19. Bölüm

31 11 14
                                    


31 Mayıs, 2007, Narva/Estonya

Merhaba.

Bir ay bitiyor, ha? Bugün mayıs ayının son günü.

Böğürtlen kışına* hiç rastlamadım, ama her mayıs ayı bittiğinde keşke rastlasaydım derim.

Böğürtlen kışı, ismi çok hoş değil mi? Böğürtlene bayılırım. Ama karpuzun yerini tutamaz.

Bir anı daha anlatacağım, ama bu seferki böğürtlen kışıyla alakalı.

Bir mayıs ayı daha bitmişti, ben yine üzgündüm böğürtlen kışı olmadı diye. Nadir olduğunu biliyordum, ama çok fazla duayla olacağını zannetmiştim.

O zamanlar yine 3 kuzendik, Melanie yani ben, Fred -biz ona Fredie derdik- ve Ristjan.

Beraber oynamamız yasak olsa da arada bir parkta buluşuyorduk.

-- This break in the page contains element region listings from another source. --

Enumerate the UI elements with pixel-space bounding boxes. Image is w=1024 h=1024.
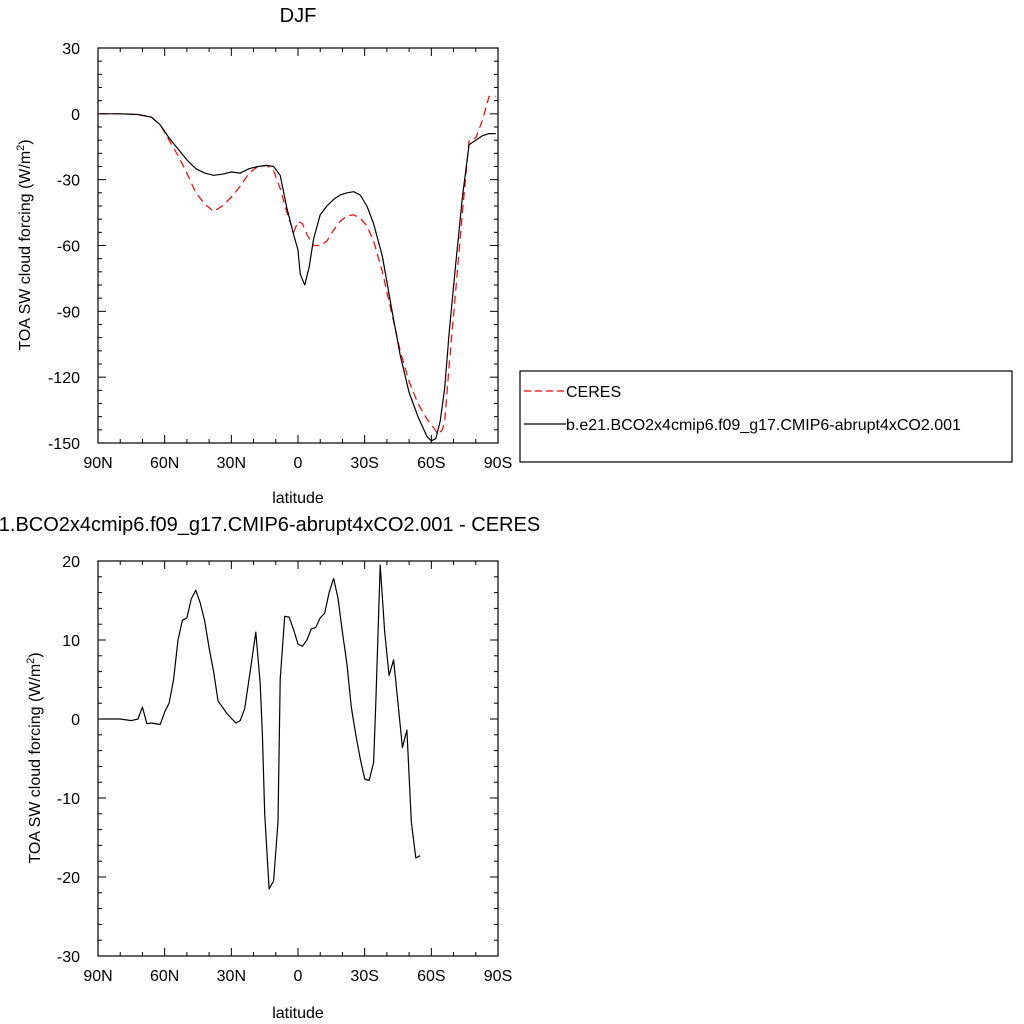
- y-axis-label-superscript: 2: [15, 145, 27, 151]
- panel-bottom-difference: b.e21.BCO2x4cmip6.f09_g17.CMIP6-abrupt4x…: [0, 514, 540, 1022]
- y-tick-label: -30: [57, 949, 80, 966]
- x-axis-label: latitude: [272, 490, 324, 507]
- y-axis-label-superscript: 2: [25, 658, 37, 664]
- series-layer: [100, 564, 421, 890]
- y-tick-label: -10: [57, 791, 80, 808]
- x-tick-label: 0: [294, 455, 303, 472]
- y-tick-label: 0: [71, 107, 80, 124]
- y-tick-label: -90: [57, 304, 80, 321]
- x-tick-label: 60N: [150, 968, 179, 985]
- y-axis-label-close: ): [17, 139, 34, 144]
- y-axis-label-main: TOA SW cloud forcing (W/m: [27, 664, 44, 864]
- legend-frame: [519, 370, 1013, 463]
- y-tick-label: 10: [62, 633, 80, 650]
- y-axis-label-main: TOA SW cloud forcing (W/m: [17, 151, 34, 351]
- legend-label-model: b.e21.BCO2x4cmip6.f09_g17.CMIP6-abrupt4x…: [566, 417, 961, 434]
- y-tick-label: -30: [57, 173, 80, 190]
- series-layer: [100, 95, 496, 442]
- x-tick-label: 90N: [83, 455, 112, 472]
- plot-frame: [97, 47, 499, 444]
- x-tick-label: 60N: [150, 455, 179, 472]
- x-tick-label: 60S: [417, 968, 445, 985]
- panel-title: b.e21.BCO2x4cmip6.f09_g17.CMIP6-abrupt4x…: [0, 514, 540, 536]
- y-axis-label: TOA SW cloud forcing (W/m2): [15, 139, 34, 350]
- tick-group: 90N 60N 30N 0 30S 60S 90S 30 0 -30 -60 -90 -120 -150: [48, 41, 512, 472]
- y-axis-label: TOA SW cloud forcing (W/m2): [25, 652, 44, 863]
- y-axis-label-close: ): [27, 652, 44, 657]
- y-tick-label: 30: [62, 41, 80, 58]
- x-tick-label: 0: [294, 968, 303, 985]
- x-tick-label: 30S: [350, 455, 378, 472]
- panel-title: DJF: [280, 5, 317, 27]
- x-tick-label: 30S: [350, 968, 378, 985]
- x-tick-label: 90S: [484, 455, 512, 472]
- series-line-difference: [100, 564, 421, 890]
- y-tick-label: -60: [57, 239, 80, 256]
- x-tick-label: 90S: [484, 968, 512, 985]
- x-tick-label: 90N: [83, 968, 112, 985]
- legend: CERES b.e21.BCO2x4cmip6.f09_g17.CMIP6-ab…: [519, 370, 1013, 463]
- x-tick-label: 30N: [217, 455, 246, 472]
- y-tick-label: -150: [48, 436, 80, 453]
- legend-label-ceres: CERES: [566, 384, 621, 401]
- y-tick-label: -20: [57, 870, 80, 887]
- y-tick-label: -120: [48, 370, 80, 387]
- series-line-ceres: [100, 95, 496, 435]
- panel-top-djf: DJF 90N 60N 30N 0 30S 60S 90S 30 0 -30 -60 -90 -120 -…: [15, 5, 512, 507]
- x-tick-label: 30N: [217, 968, 246, 985]
- x-axis-label: latitude: [272, 1005, 324, 1022]
- x-tick-label: 60S: [417, 455, 445, 472]
- series-line-model: [100, 113, 496, 442]
- y-tick-label: 20: [62, 554, 80, 571]
- y-tick-label: 0: [71, 712, 80, 729]
- plot-frame: [97, 560, 499, 957]
- tick-group: 90N 60N 30N 0 30S 60S 90S 20 10 0 -10 -20 -30: [57, 554, 512, 985]
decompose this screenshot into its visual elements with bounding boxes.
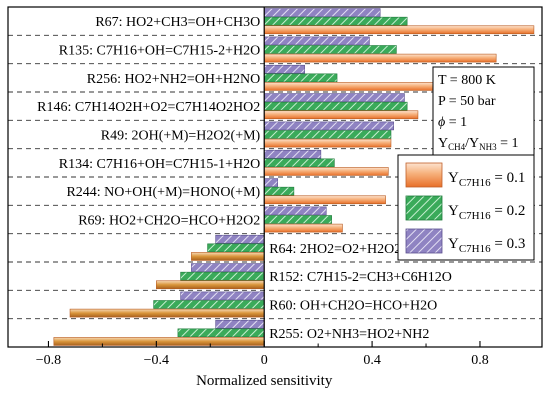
category-label: R152: C7H15-2=CH3+C6H12O	[269, 270, 452, 285]
conditions-box: T = 800 K P = 50 bar ϕ = 1 YCH4/YNH3 = 1	[432, 66, 535, 157]
ratio-value: = 1	[497, 136, 519, 151]
category-label: R146: C7H14O2H+O2=C7H14O2HO2	[37, 100, 260, 115]
bar-r4-y0.1	[263, 138, 392, 148]
condition-temperature: T = 800 K	[438, 73, 496, 88]
bar-r5-y0.2	[263, 158, 335, 168]
bar-r11-y0.2	[177, 328, 265, 338]
category-label: R134: C7H16+OH=C7H15-1+H2O	[59, 157, 260, 172]
bar-r4-y0.3	[263, 121, 394, 131]
bar-r9-y0.3	[191, 263, 265, 272]
category-label: R244: NO+OH(+M)=HONO(+M)	[66, 185, 260, 200]
category-label: R64: 2HO2=O2+H2O2	[269, 242, 401, 257]
bar-r9-y0.1	[156, 280, 265, 290]
bar-r10-y0.1	[69, 308, 265, 318]
bar-r6-y0.1	[263, 195, 386, 205]
bar-r7-y0.1	[263, 223, 343, 233]
bar-r7-y0.3	[263, 206, 327, 216]
bar-r3-y0.3	[263, 93, 405, 102]
legend-swatch-0.2	[405, 195, 443, 221]
bar-r5-y0.1	[263, 167, 389, 176]
bar-r8-y0.2	[207, 243, 265, 253]
condition-equivalence-ratio: ϕ = 1	[438, 115, 467, 130]
bar-r8-y0.1	[191, 252, 265, 261]
x-tick-label: 0.8	[471, 353, 489, 368]
bar-r11-y0.1	[53, 337, 265, 346]
condition-fuel-ratio: YCH4/YNH3 = 1	[438, 136, 519, 152]
bar-r1-y0.2	[263, 45, 397, 54]
legend-label-0.3: YC7H16 = 0.3	[448, 236, 525, 255]
bar-r1-y0.1	[263, 53, 497, 63]
bar-r2-y0.3	[263, 64, 305, 74]
x-tick-label: −0.4	[144, 353, 169, 368]
bar-r10-y0.3	[180, 291, 265, 301]
category-label: R255: O2+NH3=HO2+NH2	[269, 327, 429, 342]
ratio-slash: /Y	[465, 136, 479, 151]
ratio-sub2: NH3	[479, 142, 497, 152]
ratio-y1: Y	[438, 136, 448, 151]
bar-r3-y0.1	[263, 110, 419, 120]
category-label: R69: HO2+CH2O=HCO+H2O2	[78, 214, 260, 229]
legend-swatch-0.3	[405, 228, 443, 254]
bar-r0-y0.3	[263, 8, 381, 17]
bar-r8-y0.3	[215, 234, 265, 244]
phi-value: = 1	[445, 115, 467, 130]
x-tick-label: −0.8	[36, 353, 61, 368]
plot-frame	[7, 6, 543, 348]
category-label: R49: 2OH(+M)=H2O2(+M)	[101, 129, 261, 144]
category-labels: R67: HO2+CH3=OH+CH3O R135: C7H16+OH=C7H15…	[37, 15, 452, 342]
bar-r1-y0.3	[263, 36, 370, 46]
legend-swatch-0.1	[405, 162, 443, 188]
phi-symbol: ϕ	[438, 115, 445, 130]
legend: YC7H16 = 0.1 YC7H16 = 0.2 YC7H16 = 0.3	[397, 154, 535, 261]
x-tick-label: 0	[261, 353, 268, 368]
x-tick-label: 0.4	[363, 353, 381, 368]
x-axis-label: Normalized sensitivity	[196, 373, 333, 389]
legend-label-0.2: YC7H16 = 0.2	[448, 203, 525, 222]
bar-r3-y0.2	[263, 101, 408, 111]
bar-r5-y0.3	[263, 149, 322, 159]
category-label: R67: HO2+CH3=OH+CH3O	[95, 15, 260, 30]
category-label: R256: HO2+NH2=OH+H2NO	[87, 72, 260, 87]
condition-pressure: P = 50 bar	[438, 94, 496, 109]
bar-r10-y0.2	[153, 300, 265, 309]
bar-r6-y0.3	[263, 178, 278, 187]
bar-r9-y0.2	[180, 271, 265, 281]
bar-r6-y0.2	[263, 186, 295, 196]
bar-r2-y0.1	[263, 82, 440, 91]
bar-r0-y0.2	[263, 16, 408, 26]
category-label: R60: OH+CH2O=HCO+H2O	[269, 299, 437, 314]
bar-r7-y0.2	[263, 215, 332, 224]
bar-r4-y0.2	[263, 130, 392, 139]
bar-r11-y0.3	[215, 319, 265, 329]
legend-label-0.1: YC7H16 = 0.1	[448, 170, 525, 189]
bar-r0-y0.1	[263, 25, 535, 35]
bar-r2-y0.2	[263, 73, 338, 83]
category-label: R135: C7H16+OH=C7H15-2+H2O	[59, 44, 260, 59]
ratio-sub1: CH4	[448, 142, 466, 152]
x-axis: −0.8 −0.4 0 0.4 0.8	[36, 341, 489, 368]
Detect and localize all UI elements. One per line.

Bir gün onların parkta olduğundan habersiz parka gitmiştim, salıncakta sallanıyordum. Havaya bakıp kar yağmasını diliyordum.

Birden, kafama beyaz şeylerin döküldüğünü hissetim. Hayır, kar değildi. Montalamada ve ya kırılgan eşyaları taşırken kullanılan köpüklerdendi. Fredie onları kafama atıyordu.

"Al sana kar! Mutlu musun artık?"

"Evet! Teşekkürler Fredie!"

"Birşey değil, ama fikir Ristjan'dan çıktı. Ben sadece köpükleri kafana döktüm."

"Sana da teşekkür ederim, Ristjan."

Bu konuşmanın ardından, bütün gün parkta köpüklerle sanki gerçek karmış gibi oynadık. Güzel bir gündü, günlük. O gün böğürtlen kışını gerçekten yaşamışçasına sevinmiştim.

Fred ve Ristjan, zarar vermek isteyeceğim en son kişiler arasında. Onları seviyorum, bunca yıl sonra bile. Zaten gerçek arkadaşlık da bunu gerektirir, değil mi?

Ölmeden önce onlara hediye vermek isterim.

Ve vereceğim. Gizlice de olsa.

Beğenmelerini umuyorum.

Görüşürüz, günlük.

*: Böğürtlen kışı, mevsimi olmadığı halde kar/dolu yağmasına denir.